Poor patient care and lapses in communication between facility staffers led to a veteran developing a pressure ulcer and losing his wallet and motorized wheelchair during his stay last year at the Charlie Norwood VA Medical Center in Augusta, according to an inspector general’s report released this week.
The report, issued Wednesday, comes less than three months after hospital Director Robert Hamilton revealed that delays in more than 5,000 diagnostic, screening and surveillance endoscopies led to three cancer-related deaths.

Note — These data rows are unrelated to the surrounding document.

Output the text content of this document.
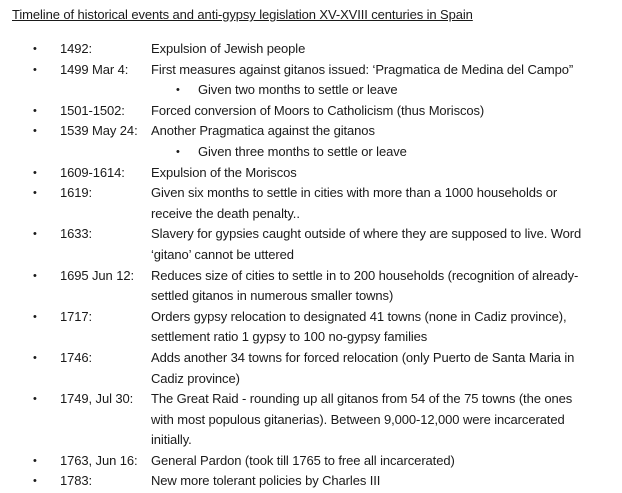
Timeline of historical events and anti-gypsy legislation XV-XVIII centuries in Spain
• 1492:	Expulsion of Jewish people
• 1499 Mar 4: First measures against gitanos issued: ‘Pragmatica de Medina del Campo”
• Given two months to settle or leave
• 1501-1502: Forced conversion of Moors to Catholicism (thus Moriscos)
• 1539 May 24: Another Pragmatica against the gitanos
• Given three months to settle or leave
• 1609-1614: Expulsion of the Moriscos
• 1619:	Given six months to settle in cities with more than a 1000 households or receive the death penalty..
• 1633:	Slavery for gypsies caught outside of where they are supposed to live. Word ‘gitano’ cannot be uttered
• 1695 Jun 12: Reduces size of cities to settle in to 200 households (recognition of already-settled gitanos in numerous smaller towns)
• 1717:	Orders gypsy relocation to designated 41 towns (none in Cadiz province), settlement ratio 1 gypsy to 100 no-gypsy families
• 1746:	Adds another 34 towns for forced relocation (only Puerto de Santa Maria in Cadiz province)
• 1749, Jul 30: The Great Raid - rounding up all gitanos from 54 of the 75 towns (the ones with most populous gitanerias). Between 9,000-12,000 were incarcerated initially.
• 1763, Jun 16: General Pardon (took till 1765 to free all incarcerated)
• 1783:	New more tolerant policies by Charles III
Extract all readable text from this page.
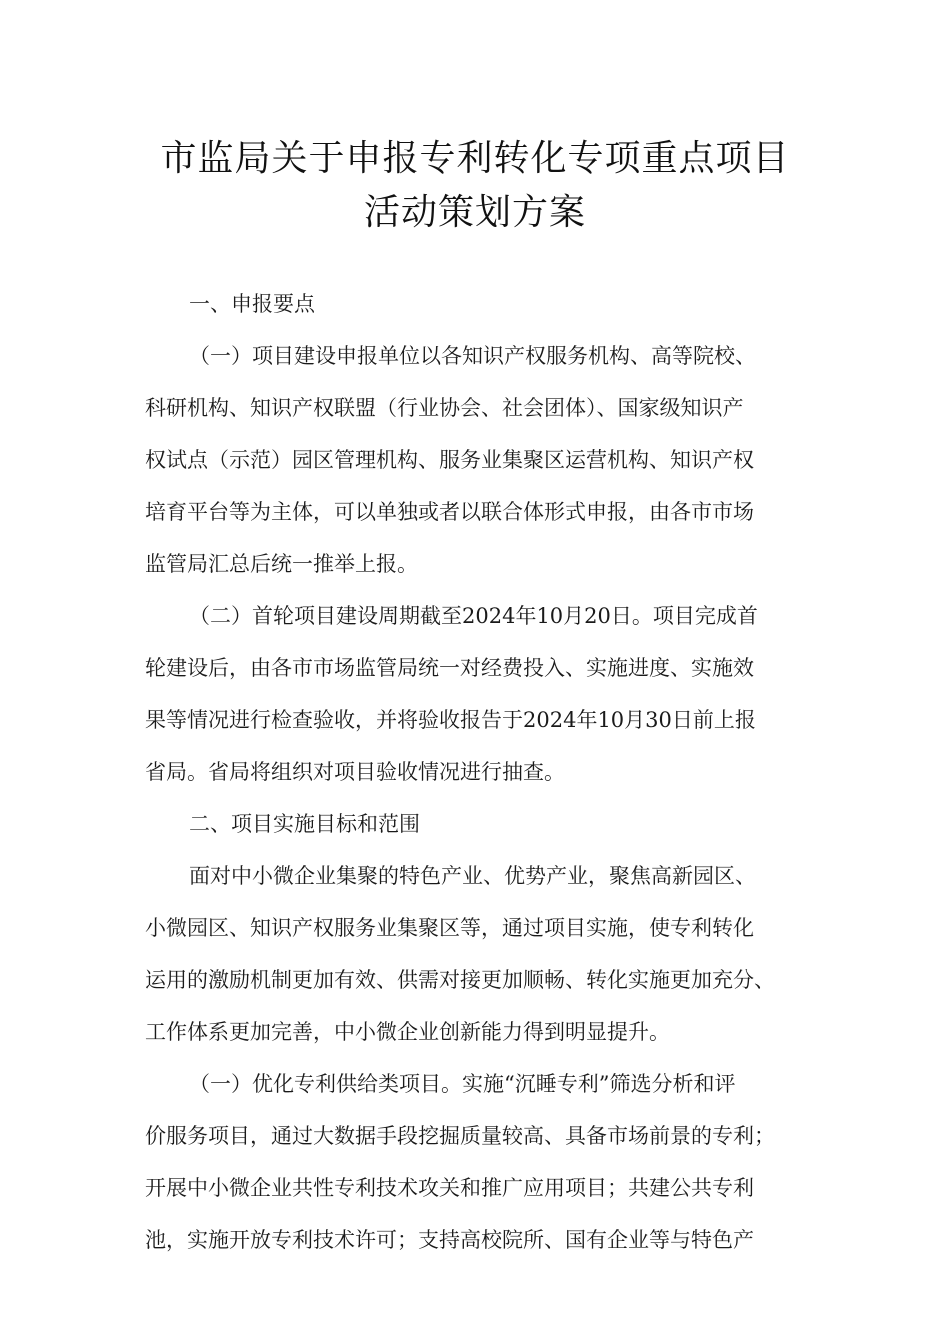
市监局关于申报专利转化专项重点项目
活动策划方案
一、申报要点
（一）项目建设申报单位以各知识产权服务机构、高等院校、
科研机构、知识产权联盟（行业协会、社会团体）、国家级知识产
权试点（示范）园区管理机构、服务业集聚区运营机构、知识产权
培育平台等为主体，可以单独或者以联合体形式申报，由各市市场
监管局汇总后统一推举上报。
（二）首轮项目建设周期截至2024年10月20日。项目完成首
轮建设后，由各市市场监管局统一对经费投入、实施进度、实施效
果等情况进行检查验收，并将验收报告于2024年10月30日前上报
省局。省局将组织对项目验收情况进行抽查。
二、项目实施目标和范围
面对中小微企业集聚的特色产业、优势产业，聚焦高新园区、
小微园区、知识产权服务业集聚区等，通过项目实施，使专利转化
运用的激励机制更加有效、供需对接更加顺畅、转化实施更加充分、
工作体系更加完善，中小微企业创新能力得到明显提升。
（一）优化专利供给类项目。实施“沉睡专利”筛选分析和评
价服务项目，通过大数据手段挖掘质量较高、具备市场前景的专利；
开展中小微企业共性专利技术攻关和推广应用项目；共建公共专利
池，实施开放专利技术许可；支持高校院所、国有企业等与特色产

The latest report does not link any issues to fatalities but does state that the veteran, who was in his 60s but not identified, visited the hospital in April for a leg amputation and left 80 days later for a hospital in Alabama with a pressure ulcer on his tailbone that could not be classified for diagnostic purposes.
The Department of Veterans Affairs’ inspector general office, which visited the Augusta VA on Aug. 12, discovered through interviews and medical records that staffers and physicians provided “neither accurate nor sufficient information” about the patient’s treatment and “failed to properly document, track and protect” his personal belongings, the report states.
Pete Scovill, a spokesman for the Augusta VA, said Thursday that hospital administrators are closely reviewing the inspector’s report and that it is part of an open, continuing process the medical center uses to improve its service to veterans.
Regional officials and leaders at the hospital agreed that the problems identified in the 17-page report occurred, and they responded with a three-page list of steps they plan to take to correct the issues.
By the end of February, Hamilton wrote to the inspector general, staffers will be re-educated on procedures and policy; also, reviews of admissions and discharges will be conducted regularly to ensure that belongings are secured and returned to patients.
Hamilton added that by the end of March, the facility plans to roll out a new patient-centered care initiative that places more emphasis on the engagement of staffers with patients and families throughout the facility.
Both areas of improvement are much-needed, the inspector’s reports states.
The veteran, who first raised allegations of improper care through the office of U.S. Rep. Doug Collins, R-Ga., was known to suffer from medical conditions, including chronic heart failure, kidney disease and long-standing circulation problems in his left leg.
He returned to the Augusta facility for follow-up assessments on the leg in April 2013 and was diagnosed with a plantar ulcer after being admitted to an inpatient medical unit.
The inspector general’s report states that admission notes do not include a reference to breakdown in the tailbone area, nor do they indicate that the patient was not at high risk for developing pressure ulcers.
Investigators, however, said they later found that documentation of the presence and severity of pressure ulcers – and actions taken to prevent and treat them – was inconsistent, making it
difficult to determine when and where the skin and tissue irritations developed and what was done for the patient.
Inspectors were not alone in their lack for clear information.
VA policy states that staffers may disclose certain health information, such as treatment updates, to
family members when in
the best interests of the patient.
Members of the patient’s family, however, told investigators that they were given incorrect information about whether their relative had excess fluid removed from his chest cavity two
days after his respiratory condition began to deteriorate and three weeks after his left foot and ankle were amputated.
The inspector general reported that a staff member in an interview recalled talking to the patient’s family and inadvertently giving them erroneous information about the procedure.
Investigators said they found no evidence of the family’s being notified, as requested, when the patient was transferred from intensive care to the medical unit on day 12, after a below-the knee amputation.
Inspectors said they found the facility was not aware that the patient’s motorized wheelchair had been misplaced until they brought it to its attention.
Local policy requires that health administrators list, label and place non-ambulatory patients’ belongings into an envelope for storage in a secure area. A receipt is to be placed on the patient’s chart.
“A consistent process to account for clothing items stored in the facility ‘clothing room’ was not in place,” the report stated. “Additionally, we noted that while there was a process for inventorying, documenting, labeling, and storing personal property, including money, jewelry, and other valuables, staff was confused as to which staff was responsible for carrying out the process.”